Education Expert: DeVos’ New Borrower Defense Scheme is Nonsensical
The methodology proposed by ED is riddled with significant problems.
Rep. Mark Takano is publishing a guest blog post by Douglas Webber, Ph.D., an Associate Professor at the Temple University Department of Economics & Institute for Labor Economics (IZA), on the Department of Education’s revised formula that provides partial loan relief to defrauded borrowers under the Borrower Defense to Repayment rule.
The Education Department (ED) very recently released a proposed methodology to help adjudicate Borrower Defense (BD) applications from students who claim to have been defrauded by the college they attended. The formula ED proposed would allow students to receive a full discharge of their loans if the program they attended has median earnings among graduates which are 2 or more standard deviations below the median earnings of “comparison” schools, and partial relief if program earnings are less than 2 standard deviations below the median.

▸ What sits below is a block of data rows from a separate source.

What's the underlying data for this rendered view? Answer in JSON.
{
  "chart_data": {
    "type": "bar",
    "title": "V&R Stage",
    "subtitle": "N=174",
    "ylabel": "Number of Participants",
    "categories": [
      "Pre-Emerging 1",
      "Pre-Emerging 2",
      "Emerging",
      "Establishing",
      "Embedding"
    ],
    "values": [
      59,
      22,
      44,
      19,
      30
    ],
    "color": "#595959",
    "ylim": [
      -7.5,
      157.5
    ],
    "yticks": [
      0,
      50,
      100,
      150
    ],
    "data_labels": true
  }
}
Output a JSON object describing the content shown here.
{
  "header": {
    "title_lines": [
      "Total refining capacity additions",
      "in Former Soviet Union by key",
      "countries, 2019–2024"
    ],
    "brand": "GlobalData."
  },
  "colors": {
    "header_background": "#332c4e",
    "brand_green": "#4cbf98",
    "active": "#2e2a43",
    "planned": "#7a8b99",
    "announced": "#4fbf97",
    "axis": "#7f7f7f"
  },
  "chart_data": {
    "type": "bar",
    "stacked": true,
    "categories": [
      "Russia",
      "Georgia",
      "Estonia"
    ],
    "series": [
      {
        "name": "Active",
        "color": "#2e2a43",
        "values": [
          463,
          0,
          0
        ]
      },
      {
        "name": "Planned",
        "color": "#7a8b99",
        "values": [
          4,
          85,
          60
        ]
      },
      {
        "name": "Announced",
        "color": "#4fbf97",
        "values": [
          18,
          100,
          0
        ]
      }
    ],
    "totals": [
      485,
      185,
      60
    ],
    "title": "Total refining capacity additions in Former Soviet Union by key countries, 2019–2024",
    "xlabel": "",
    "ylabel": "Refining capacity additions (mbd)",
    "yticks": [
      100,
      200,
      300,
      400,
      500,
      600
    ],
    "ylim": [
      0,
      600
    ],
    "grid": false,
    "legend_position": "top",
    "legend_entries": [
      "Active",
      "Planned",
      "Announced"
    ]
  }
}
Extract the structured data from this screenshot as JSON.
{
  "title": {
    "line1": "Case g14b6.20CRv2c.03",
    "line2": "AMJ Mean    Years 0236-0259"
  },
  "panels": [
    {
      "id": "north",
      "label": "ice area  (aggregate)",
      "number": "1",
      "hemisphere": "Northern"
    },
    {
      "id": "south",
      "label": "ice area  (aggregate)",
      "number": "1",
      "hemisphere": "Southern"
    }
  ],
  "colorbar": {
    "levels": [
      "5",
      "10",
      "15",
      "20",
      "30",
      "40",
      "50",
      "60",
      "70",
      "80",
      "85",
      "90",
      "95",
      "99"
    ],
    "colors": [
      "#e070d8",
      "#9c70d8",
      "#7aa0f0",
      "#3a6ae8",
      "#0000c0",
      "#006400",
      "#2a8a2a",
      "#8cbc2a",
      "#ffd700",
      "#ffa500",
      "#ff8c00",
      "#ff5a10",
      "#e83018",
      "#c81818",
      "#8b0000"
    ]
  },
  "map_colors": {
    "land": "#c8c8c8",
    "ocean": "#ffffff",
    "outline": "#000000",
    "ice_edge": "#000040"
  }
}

There is a lot of statistical jargon to unpack here, but let me start out by saying the methodology proposed by ED is wholly inappropriate and confuses many statistical concepts that aren’t meant to be used together.
What results from this methodology is, predictably, nonsensical and harmful to students.
As one of my econometrics professors used to say: “Garbage in, garbage out”. What follows might sound like in-the-weeds technical details to some, but they are both critically important and also fairly basic.
First and foremost, ED is making the assumption that program earnings follow the normal distribution. This is very clear from the graphic (reproduced below) distributed with the announcement of the BD formula. This figure implies that they expect 95% of programs to have earnings within 2 standard deviations (in both directions) of the typical program. This also implies that students at 2.5% of programs would be eligible for full relief.
The problem is that earnings are not normally distributed, almost by definition. For one thing, earnings are truncated at zero, you can’t make negative money from an employer (more on this shortly). But more generally, there are more likely to be people (or programs) with very high earnings, dramatically pulling up the mean, while effectively leaving the median alone. When distributions are “skewed” like this, the mean can be much higher than the median. This brings us to another problem, the standard deviation, the main tool used by ED, is defined based on the mean, and has no direct relationship to the median.
Putting all of this together, using this formula in this setting will mechanically reduce the number of cases which fall below any standard deviation-based threshold. In other words, ED has proposed a formula which misunderstands and misapplies fairly basic statistical techniques in a way that makes it materially harder for defrauded students to find relief.
The above graphic is thus not only wrong and inappropriate, it is deceptive in that it implies far more students would be eligible for debt relief than would be possible given the design of their formula. How serious is this problem? Let’s look at some example earnings thresholds that defrauded borrowers must fall below in order to receive debt relief.
Based on numbers provided directly from ED, borrowers who attended dental assistant AA/BA programs must have attended a program whose median graduate earns less than -$5,468.27 in order to have their entire loans discharged. You read that right, the median graduate must make negative five thousand dollars. This is not the only example of such an impossible bar to clear, and is a direct result of what I would call statistical malpractice. To be sure, there are many other problems illustrated in the graphic put out by ED (including a fundamental misunderstanding of statistical significance) and the design of the formula. But the most disheartening aspect is that this fundamentally flawed methodology leads directly to students (who have already proven they were the victims of fraud) being shortchanged yet again, this time by the federal government.
Let’s tackle one other glaring problem with ED’s formula: the calculation of earnings only among those who graduated from a program.
The formula is supposed to identify people who have been made materially worse off because they attended a given program. So, imagine a borrower who was duped into attending a very low quality program, but recognizes the lack of value and drops out after a year. In other words, the fact that the program was low quality caused the student to drop out. The outcomes of this, and any similar students, would not count against the program. The program could have a 20% graduation rate, but only the graduates’ earnings would matter.
To understand how problematic this type of error can be, imagine instead that we are investigating whether a chemical company has harmed the health of local residents. Would it be reasonable to not consider those residents who died from cancer on the grounds that they did not make it to the end of the sample period? Of course not! Just as dying from cancer is an outcome of a company poisoning the local environment with carcinogens, a massive number of students dropping out is an outcome of a program which defrauds it’s students. This is a well-known problem in statistics, and is perhaps most closely associated with the literature on the gender wage gap.
To sum up, the methodology proposed by ED is riddled with significant problems. Perhaps most concerning is the lack of rigor or thought put into a formula that will help shape the financial well-being of students who have already been materially wronged.